A livello nazionale la selezione coinvolge i ristoranti delle più quotate Guide enogastronomiche, i sommelier dell’associazione italiana ed internazionale, un centinaio di giornalisti di quotidiani, televisioni e testate specializzate, le enoteche dell’associazione Vinarius ed i rivenditori di vini pregiati; a livello internazionale, un cospicuo numero di giornalisti specializzati, ristoranti selezionatissimi ed i più noti operatori commerciali, da sempre impegnati nella valorizzazione e nella diffusione dei vini italiani.

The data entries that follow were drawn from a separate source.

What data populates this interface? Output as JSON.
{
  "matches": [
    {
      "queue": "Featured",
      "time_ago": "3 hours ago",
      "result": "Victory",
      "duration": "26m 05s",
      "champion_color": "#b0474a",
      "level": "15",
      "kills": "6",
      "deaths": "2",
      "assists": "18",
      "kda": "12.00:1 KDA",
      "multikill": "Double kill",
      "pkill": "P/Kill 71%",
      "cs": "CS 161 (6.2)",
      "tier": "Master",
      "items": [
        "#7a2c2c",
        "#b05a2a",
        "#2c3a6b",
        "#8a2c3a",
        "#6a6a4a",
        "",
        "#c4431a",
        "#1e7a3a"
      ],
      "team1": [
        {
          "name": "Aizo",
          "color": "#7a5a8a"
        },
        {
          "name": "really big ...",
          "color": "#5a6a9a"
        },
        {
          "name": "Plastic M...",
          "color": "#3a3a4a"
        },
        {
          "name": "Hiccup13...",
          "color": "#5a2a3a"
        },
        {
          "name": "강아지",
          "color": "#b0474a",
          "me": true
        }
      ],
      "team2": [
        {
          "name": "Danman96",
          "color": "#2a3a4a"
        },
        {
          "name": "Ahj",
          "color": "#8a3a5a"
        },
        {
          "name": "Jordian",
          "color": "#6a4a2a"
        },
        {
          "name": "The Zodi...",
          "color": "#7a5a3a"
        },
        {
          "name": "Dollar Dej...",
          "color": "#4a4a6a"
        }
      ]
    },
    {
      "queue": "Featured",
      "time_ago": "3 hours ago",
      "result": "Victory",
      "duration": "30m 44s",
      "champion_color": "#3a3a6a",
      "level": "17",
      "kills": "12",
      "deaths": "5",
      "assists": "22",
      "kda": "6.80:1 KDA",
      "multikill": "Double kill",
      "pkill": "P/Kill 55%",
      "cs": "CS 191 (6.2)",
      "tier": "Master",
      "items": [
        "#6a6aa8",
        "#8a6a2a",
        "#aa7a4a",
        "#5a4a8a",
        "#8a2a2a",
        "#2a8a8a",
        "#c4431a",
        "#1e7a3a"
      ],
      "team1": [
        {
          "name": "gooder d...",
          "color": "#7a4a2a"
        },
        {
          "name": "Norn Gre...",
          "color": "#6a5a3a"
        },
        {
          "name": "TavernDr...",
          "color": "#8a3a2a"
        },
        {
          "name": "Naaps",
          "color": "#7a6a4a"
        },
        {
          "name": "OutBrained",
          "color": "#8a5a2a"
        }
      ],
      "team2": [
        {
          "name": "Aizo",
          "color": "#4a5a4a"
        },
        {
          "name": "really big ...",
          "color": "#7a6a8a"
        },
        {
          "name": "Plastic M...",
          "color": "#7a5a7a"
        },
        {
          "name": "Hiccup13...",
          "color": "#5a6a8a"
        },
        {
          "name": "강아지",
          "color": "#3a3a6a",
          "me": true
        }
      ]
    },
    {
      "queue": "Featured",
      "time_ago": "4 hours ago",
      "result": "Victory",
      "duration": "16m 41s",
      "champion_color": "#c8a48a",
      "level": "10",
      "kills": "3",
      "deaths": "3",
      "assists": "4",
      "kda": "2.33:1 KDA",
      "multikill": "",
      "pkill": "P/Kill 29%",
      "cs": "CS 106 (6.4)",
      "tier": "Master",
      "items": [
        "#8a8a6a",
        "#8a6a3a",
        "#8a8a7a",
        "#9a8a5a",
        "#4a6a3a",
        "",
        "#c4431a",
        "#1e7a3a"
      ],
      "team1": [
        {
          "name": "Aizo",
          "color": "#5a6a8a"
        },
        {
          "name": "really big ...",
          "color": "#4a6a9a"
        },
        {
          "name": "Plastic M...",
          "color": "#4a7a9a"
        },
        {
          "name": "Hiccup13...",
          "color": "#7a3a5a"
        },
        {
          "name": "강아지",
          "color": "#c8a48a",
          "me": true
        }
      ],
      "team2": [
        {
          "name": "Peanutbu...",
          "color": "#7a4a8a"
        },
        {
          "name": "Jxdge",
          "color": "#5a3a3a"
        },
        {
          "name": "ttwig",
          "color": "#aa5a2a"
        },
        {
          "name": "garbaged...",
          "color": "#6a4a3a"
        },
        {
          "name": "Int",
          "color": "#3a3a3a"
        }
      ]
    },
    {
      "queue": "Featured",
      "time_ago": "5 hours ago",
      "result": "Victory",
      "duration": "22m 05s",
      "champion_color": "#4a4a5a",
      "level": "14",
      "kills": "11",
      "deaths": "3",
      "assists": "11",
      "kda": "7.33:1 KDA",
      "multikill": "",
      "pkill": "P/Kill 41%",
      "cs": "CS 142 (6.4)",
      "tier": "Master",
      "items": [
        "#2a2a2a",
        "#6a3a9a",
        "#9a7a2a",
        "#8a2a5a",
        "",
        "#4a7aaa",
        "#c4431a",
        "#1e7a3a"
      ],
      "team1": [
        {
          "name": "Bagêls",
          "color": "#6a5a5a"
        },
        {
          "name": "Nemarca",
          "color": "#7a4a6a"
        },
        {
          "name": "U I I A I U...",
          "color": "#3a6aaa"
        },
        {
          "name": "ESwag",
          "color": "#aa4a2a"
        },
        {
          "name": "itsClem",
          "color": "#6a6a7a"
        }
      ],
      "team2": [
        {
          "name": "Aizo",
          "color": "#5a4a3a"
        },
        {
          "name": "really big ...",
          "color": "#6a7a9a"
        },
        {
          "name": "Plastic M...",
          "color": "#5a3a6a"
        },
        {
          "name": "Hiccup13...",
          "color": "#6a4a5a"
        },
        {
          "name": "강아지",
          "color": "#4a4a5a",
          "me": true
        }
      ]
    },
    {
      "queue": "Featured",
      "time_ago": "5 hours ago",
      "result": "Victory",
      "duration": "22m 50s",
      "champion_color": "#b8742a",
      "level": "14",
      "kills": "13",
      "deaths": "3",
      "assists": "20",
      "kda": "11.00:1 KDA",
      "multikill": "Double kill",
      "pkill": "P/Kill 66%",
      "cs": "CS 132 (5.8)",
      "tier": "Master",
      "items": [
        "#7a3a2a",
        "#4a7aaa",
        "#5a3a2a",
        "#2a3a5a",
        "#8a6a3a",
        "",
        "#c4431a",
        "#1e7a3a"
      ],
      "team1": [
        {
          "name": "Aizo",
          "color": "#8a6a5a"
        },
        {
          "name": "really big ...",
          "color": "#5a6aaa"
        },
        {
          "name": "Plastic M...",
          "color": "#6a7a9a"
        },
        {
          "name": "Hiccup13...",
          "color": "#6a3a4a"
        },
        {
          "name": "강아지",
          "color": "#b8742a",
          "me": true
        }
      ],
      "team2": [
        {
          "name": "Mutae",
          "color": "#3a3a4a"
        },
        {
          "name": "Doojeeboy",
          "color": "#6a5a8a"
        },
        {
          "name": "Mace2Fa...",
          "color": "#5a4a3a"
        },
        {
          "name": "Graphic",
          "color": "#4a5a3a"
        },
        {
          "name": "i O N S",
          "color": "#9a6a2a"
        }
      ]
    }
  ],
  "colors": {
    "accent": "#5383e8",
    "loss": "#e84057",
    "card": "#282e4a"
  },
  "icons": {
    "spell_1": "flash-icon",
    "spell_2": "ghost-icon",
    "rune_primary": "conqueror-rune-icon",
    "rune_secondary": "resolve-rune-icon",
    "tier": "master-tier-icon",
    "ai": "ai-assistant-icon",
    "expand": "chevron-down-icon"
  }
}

In occasione di «Vinitaly 40: il mondo elegge i miti», in agenda venerdì 7 aprile, alle 10 e 30, nel quartiere fieristico veronese, verranno premiati ed assaggiati, con tanto di illustrazione da parte dei produttori, i vincitori delle diverse categorie: il «mito dei miti», il vino più votato in assoluto, il «mito dei ristoratori», quello dei giornalisti, delle enoteche e via dicendo, fino al «vino del consenso», ovvero le bottiglie che non hanno trionfato nelle classifiche settoriali, ma che hanno ricevuto complessivamente più voti.

«L’iniziativa», spiega Giovanni Mantovani, direttore generale di Veronafiere, «vuole essere un omaggio al ruolo svolto da Vinitaly in questi quarant’anni e all’impegno profuso dall’intero mondo del vino, individuando le etichette che hanno fatto la storia del comparto. La partecipazione di 2mila esperti rende l’evento ancora più significativo ed esclusivo, quasi una sorta di referendum per decretare i migliori vini italiani».